Only four communities in the entire province actually provide elective abortion services: Calgary, Edmonton, Grande Prairie and Peace River. If you live in Lethbridge, Medicine Hat, Red Deer, Camrose, Hinton, or Fort McMurray, never mind a smaller centre, you cannot get an abortion at a local hospital, no matter what your rights.

Instead of living up to their responsibility to provide their citizens with equitable access to basic health-care services, most of Alberta's old health regions simply refused or failed to provide women the care to which they were legally entitled.

It's an outrage -- one I can only hope against hope that the province, which recently collapsed all the regions into one superboard, will soon address.
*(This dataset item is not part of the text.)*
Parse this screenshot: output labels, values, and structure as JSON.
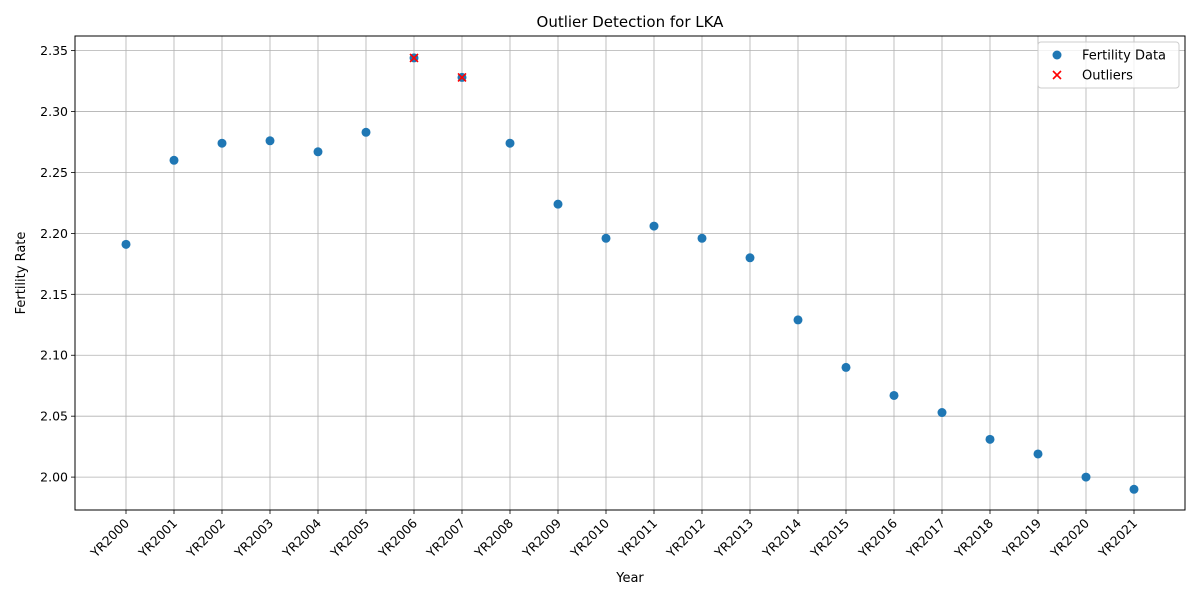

Three years ago, Capital Health stopped performing elective abortions at the Royal Alexandra Hospital. The hospital performs fewer than a hundred medically complicated or urgent abortions each year. All other terminations are done at a private clinic -- Woman's Health Options, the Westmount clinic founded by Dr. Henry Morgentaler.

This one clinic, purchased from Morgentaler by a group of local doctors this March, serves patients from across northern and central Alberta and Saskatchewan. It performs more abortions than any other health facility in the province: between 5,800 and 6,000 a year. About one-third of those patients come from outside the capital region.

While women with Alberta health - care coverage don't have to pay for the procedure itself, out-of-town patients do have to pay for transportation and accommodation. The Edmonton clinic tries to make it affordable, by arranging special room rates with nearby hotels. Woman's Health Options also has an emergency fund to help the most desperate women pay for hotels.

Still, for women who live outside Edmonton, Calgary, Grande Prairie or Peace River, accessing a timely abortion can be an ordeal, especially for those with limited means, trying to conceal an unwanted pregnancy from family, friends, or employers. For them, the battle for women's rights that Henry Morgentaler waged for so long is still not won.

I don't expect everyone in the country to celebrate Morgentaler's Order of Canada, or to welcome the emotional debate his honour has provoked. But I do think his appointment serves as an urgent reminder that we must never take a woman's right to control her body for granted. The best way we can honour Morgentaler's legacy isn't with a medal. It's by taking up his fight.